Comments

1
Clairol #5 blue rinse. Do they even sell that stuff anymore? I think it may have gone the way of Dippity-Doo, chicklet dentures, and Carter's Little Liver Pills.
3
When I was a Freshman theatre major at Iowa, I worked on a play for the Iowa Playwrights Festival that was, in retrospect, so juvenile and pointlessly provacative that people routinesly got up and left. We thought we were presenting something brave and orignal, but it was just garbage. I don't remember the plot, but it had a large amount of sex toys and everyone died in a mass shooting at the end.
4
@3 - Catalina, darling, if you ever make it to a Slog Happy, I insist that you bring a copy of your play so that we may do an impromptu reading from it.
5
To be sure, it was not *MY* play (I just ran the lighting board) but it would be interesting to contact the Theatre Department at Iowa just to see if they keep copies of those scripts. I'd like to see it myself, just to see fi it was as odious as I remember it being.

That same year they also did a mainstage adaptation of "A tale of Two Cities" that was also quite.....unique. The set was all subway grating and metal piping.
6
@5 - Oh, that sounds so delightfully horrid. You simply must come.
7
@3
That play sounds just like one I saw at Intiman last summer.
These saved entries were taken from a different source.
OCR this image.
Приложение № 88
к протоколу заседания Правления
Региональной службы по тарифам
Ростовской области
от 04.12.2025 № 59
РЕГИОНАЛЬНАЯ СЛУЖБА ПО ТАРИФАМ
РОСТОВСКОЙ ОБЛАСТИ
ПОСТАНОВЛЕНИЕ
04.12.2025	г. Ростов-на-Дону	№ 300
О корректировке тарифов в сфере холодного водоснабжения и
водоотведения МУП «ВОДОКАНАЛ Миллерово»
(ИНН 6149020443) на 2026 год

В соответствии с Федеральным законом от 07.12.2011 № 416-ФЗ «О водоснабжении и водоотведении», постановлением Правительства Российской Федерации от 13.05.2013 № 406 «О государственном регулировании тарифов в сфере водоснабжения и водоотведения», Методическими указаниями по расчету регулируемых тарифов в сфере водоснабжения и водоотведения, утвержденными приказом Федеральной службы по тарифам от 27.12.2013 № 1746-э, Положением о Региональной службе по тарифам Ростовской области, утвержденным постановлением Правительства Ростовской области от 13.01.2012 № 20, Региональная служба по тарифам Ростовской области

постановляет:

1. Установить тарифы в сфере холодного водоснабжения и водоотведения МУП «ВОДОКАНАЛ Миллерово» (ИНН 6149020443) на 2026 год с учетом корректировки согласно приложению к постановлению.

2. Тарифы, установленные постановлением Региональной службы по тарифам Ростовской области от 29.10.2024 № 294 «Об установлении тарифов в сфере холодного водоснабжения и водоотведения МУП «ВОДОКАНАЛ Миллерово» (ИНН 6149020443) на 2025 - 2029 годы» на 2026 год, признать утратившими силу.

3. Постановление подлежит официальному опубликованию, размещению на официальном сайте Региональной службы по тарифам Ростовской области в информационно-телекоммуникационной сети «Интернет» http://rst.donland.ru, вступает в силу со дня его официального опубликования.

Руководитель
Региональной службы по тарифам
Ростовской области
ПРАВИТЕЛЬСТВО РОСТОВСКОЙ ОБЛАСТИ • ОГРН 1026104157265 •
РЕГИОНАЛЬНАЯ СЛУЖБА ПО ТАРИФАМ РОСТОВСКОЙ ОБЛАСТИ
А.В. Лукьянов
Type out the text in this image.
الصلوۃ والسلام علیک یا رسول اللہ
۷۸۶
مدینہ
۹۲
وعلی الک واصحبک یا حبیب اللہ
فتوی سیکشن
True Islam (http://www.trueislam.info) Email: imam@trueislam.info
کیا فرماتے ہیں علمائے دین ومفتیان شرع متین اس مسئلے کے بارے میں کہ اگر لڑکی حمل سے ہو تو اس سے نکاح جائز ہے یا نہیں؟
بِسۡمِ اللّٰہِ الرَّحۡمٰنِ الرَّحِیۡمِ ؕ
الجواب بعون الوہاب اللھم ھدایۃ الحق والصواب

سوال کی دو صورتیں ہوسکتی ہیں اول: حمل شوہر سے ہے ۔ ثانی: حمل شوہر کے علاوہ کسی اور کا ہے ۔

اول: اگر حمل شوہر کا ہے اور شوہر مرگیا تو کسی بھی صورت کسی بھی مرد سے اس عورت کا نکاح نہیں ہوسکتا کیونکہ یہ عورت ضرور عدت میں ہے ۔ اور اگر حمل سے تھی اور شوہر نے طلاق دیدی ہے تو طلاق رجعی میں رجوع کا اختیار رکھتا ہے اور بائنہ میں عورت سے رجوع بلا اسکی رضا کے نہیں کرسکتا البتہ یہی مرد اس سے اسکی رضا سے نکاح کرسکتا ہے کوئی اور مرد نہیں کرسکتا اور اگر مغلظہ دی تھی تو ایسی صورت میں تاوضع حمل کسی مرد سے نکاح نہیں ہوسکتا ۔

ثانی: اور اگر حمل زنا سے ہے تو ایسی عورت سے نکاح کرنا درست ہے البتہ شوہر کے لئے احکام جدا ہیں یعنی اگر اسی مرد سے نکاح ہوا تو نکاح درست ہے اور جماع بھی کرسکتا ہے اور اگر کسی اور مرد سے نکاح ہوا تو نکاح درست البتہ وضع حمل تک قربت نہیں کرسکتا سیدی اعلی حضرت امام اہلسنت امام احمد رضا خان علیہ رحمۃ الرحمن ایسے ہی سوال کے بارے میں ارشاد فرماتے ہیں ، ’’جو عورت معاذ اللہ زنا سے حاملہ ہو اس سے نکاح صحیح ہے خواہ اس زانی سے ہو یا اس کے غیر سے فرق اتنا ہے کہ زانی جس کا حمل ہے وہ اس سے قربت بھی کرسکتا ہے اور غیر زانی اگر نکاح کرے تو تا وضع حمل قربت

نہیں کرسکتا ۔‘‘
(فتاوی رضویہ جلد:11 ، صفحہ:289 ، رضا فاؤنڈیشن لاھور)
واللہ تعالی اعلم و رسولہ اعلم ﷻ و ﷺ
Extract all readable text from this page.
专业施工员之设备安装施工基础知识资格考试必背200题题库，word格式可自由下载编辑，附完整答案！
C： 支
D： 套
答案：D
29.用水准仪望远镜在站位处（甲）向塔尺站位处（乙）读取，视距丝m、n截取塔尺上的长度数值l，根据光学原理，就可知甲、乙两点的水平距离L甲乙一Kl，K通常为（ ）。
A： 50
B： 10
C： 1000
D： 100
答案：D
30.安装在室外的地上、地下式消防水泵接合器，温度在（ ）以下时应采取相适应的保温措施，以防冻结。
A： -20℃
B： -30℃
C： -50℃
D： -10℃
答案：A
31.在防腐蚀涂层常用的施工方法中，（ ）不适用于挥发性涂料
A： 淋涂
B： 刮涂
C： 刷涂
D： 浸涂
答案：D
Lysistrata?
8
Blue hair went out with my grandmother, who was born in 1882.

It's "bogeyman", not "boogeyman".
9
The older audiences have really started buying out The Habit, which I think is great, but it's a little tougher for comedy, cause they sure as hell don't laugh out loud as much. Maybe it's not because they don't "get" the jokes, more like they've "been around the block a few times" and it's harder to surprise them...
10
I want to chime in and say that a glut of pointlessly provocative theater might be the price we pay to ensure the existence of pointedly provocative theater.

Aside from that, I've always felt like using age as the primary marker for conservatism among theatergoers. I'm not interested in the work I do as a performer or a writer appealing to a certain demographic, unless that demographic is "people who find the same stuff interesting that I do" (which can still be unduly limiting, but I really can't imagine why an artist would suffer the indignities of art to make something he or she wouldn't want to see).
11
Each generation has its own trends. There is the myth that people start out more liberal in youth and become more conservative as they get older. This myth exists primarily because it was true for a generation, but that was that particular generation's trend. Some generations become more liberal as they get older. Aging is affected by culture, unsurprisingly, and culture is constantly changing. And, of course, I'm only discussing the US, because I don't know much about the generational trends outside of the US, but you'd expect different trends in different cultures, with lots of cultures being influenced by the US these days. Basically, we need to stop thinking in universal terms, like there is one way that growing up happens.
12
I think people who are conservative in their youth/middle age become more so when they're old. Same with liberals. I used to be a liberal; I'm now full-fledged socialist. If you have a modicum of intelligence, you'll become more disgusted with prevarication as you age and state your strong views; if you don't have a modicum of intelligence, you'll be desperately clinging to stereotypical fundamentalist crap.